Friday, 29 November 2013

CBN Explains Rationale Behind ‘Too Big To Fail’ Banks – your money is safer in these banks?


Speaking on the CBN’s motive for designating 8 commercial banks as ‘too big to fail,’ the Director, Banking Supervision of the Central Bank of Nigeria, Mrs. Agnes Tokunbo-Martins said the named banks are systemically important to the economy as their failure could have far reaching effect on Nigeria’s financial stability.

The implications of the designation for the banks is that banks are permitted to have 50% off their capital as subordinated debts or loans but if considered systemically important, they are required to have a capital that is 75% common equity.

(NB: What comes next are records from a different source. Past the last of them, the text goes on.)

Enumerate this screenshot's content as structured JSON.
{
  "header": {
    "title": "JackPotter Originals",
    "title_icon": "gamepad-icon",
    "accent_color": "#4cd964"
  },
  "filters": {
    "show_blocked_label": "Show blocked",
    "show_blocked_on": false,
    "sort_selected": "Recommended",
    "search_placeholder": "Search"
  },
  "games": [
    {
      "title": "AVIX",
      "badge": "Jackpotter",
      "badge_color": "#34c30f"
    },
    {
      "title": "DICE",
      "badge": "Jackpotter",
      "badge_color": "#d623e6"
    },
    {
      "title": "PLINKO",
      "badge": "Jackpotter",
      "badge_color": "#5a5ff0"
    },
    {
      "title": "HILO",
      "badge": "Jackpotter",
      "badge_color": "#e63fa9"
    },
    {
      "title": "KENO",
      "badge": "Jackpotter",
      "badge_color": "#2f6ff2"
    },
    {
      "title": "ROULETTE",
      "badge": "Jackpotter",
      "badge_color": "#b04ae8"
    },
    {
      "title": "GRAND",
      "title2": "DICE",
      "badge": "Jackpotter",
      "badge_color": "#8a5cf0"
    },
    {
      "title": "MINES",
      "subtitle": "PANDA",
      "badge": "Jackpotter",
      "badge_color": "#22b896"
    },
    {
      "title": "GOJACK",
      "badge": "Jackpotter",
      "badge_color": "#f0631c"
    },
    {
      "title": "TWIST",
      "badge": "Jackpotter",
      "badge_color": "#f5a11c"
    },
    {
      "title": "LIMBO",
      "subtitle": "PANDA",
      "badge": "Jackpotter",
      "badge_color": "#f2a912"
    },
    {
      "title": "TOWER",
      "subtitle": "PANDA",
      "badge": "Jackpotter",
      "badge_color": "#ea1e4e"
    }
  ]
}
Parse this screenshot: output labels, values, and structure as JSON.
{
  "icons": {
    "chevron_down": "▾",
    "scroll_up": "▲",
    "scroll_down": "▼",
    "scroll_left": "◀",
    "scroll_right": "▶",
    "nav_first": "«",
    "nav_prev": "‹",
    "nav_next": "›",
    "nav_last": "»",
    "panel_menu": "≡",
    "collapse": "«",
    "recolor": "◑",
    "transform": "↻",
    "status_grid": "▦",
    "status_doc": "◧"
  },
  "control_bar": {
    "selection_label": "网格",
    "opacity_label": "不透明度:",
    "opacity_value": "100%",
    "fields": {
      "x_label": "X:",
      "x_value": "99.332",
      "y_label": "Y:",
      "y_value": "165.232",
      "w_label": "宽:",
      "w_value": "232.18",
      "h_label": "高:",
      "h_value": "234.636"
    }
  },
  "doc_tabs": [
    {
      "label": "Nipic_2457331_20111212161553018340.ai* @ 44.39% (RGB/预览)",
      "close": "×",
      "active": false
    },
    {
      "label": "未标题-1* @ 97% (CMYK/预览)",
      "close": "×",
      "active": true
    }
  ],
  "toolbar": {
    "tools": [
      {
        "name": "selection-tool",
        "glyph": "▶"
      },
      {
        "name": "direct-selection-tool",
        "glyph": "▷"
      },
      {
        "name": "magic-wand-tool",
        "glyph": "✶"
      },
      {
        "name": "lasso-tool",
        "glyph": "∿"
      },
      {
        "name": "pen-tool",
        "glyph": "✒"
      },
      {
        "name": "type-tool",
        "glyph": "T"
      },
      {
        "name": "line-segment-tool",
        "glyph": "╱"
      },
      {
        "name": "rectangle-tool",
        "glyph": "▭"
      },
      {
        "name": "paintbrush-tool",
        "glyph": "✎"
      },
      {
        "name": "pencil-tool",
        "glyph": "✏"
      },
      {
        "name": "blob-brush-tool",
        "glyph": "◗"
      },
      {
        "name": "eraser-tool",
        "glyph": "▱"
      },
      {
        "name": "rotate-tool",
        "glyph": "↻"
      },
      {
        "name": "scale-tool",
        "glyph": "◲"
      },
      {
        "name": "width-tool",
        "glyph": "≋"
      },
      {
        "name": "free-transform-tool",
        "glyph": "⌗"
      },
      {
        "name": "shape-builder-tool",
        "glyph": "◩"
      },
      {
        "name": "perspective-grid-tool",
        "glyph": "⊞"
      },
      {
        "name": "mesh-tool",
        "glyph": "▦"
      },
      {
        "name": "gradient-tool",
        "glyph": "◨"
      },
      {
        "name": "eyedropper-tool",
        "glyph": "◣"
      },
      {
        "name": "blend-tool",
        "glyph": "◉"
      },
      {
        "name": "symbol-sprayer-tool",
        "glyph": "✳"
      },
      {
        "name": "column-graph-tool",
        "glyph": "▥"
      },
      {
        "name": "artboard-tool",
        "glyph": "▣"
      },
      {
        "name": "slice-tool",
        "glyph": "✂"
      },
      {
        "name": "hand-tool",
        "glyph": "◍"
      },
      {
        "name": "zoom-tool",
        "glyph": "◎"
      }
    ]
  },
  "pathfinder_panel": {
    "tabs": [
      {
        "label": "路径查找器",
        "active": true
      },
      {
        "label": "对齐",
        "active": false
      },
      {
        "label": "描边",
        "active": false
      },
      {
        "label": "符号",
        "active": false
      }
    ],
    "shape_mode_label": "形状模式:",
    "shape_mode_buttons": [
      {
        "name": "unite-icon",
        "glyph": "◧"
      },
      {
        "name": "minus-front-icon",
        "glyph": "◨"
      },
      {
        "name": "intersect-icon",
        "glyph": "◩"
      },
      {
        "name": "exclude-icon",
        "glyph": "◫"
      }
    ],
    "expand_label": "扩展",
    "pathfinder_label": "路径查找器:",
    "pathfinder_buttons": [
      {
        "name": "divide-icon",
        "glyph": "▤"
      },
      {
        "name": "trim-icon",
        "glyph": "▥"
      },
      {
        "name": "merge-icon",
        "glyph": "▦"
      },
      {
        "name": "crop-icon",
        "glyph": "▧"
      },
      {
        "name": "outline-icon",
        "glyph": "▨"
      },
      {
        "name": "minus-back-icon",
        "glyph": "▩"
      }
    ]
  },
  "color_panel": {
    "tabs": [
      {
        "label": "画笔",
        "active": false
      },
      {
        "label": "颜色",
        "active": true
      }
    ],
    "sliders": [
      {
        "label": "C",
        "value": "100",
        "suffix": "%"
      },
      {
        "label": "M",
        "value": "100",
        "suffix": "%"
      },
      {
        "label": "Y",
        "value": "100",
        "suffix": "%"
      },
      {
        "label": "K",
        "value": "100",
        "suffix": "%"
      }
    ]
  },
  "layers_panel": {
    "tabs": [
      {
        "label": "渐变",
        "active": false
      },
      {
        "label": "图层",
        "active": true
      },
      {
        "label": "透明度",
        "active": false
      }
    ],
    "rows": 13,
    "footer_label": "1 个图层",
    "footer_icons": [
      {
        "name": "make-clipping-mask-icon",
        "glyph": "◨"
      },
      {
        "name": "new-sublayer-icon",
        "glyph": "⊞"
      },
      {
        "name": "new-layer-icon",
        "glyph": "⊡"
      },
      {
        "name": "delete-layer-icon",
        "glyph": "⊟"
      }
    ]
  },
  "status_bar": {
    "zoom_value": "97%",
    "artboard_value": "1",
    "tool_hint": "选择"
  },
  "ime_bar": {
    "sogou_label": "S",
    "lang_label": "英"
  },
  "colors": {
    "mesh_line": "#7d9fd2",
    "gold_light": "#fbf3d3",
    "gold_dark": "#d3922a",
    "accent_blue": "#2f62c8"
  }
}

 This is because common equity is considered to be higher loss absorbency.

In terms of liquidity: “you’d have to have about 5% above the regulatory minimum which is 30%. She added that the average banks have about 50%, so their pronouncement does not place extra burdens on the said banks.

The MD of Cowry Assets Management Limited, Johnson Chukwu, avers that there is no bank that is too big to fail but the CBN has only identified banks whose failure could affect the banking system.

“Any bank could fail if they don’t manage their risk asset portfolio very well or if there’s a major fraud,” he said.


The banks named ‘Too Big To Fail’ are First Bank of Nigeria, Guarantee Trust Bank, Skye Bank, Access Bank, Diamond Bank, Zenith Bank, United Bank of Africa and Eco Bank.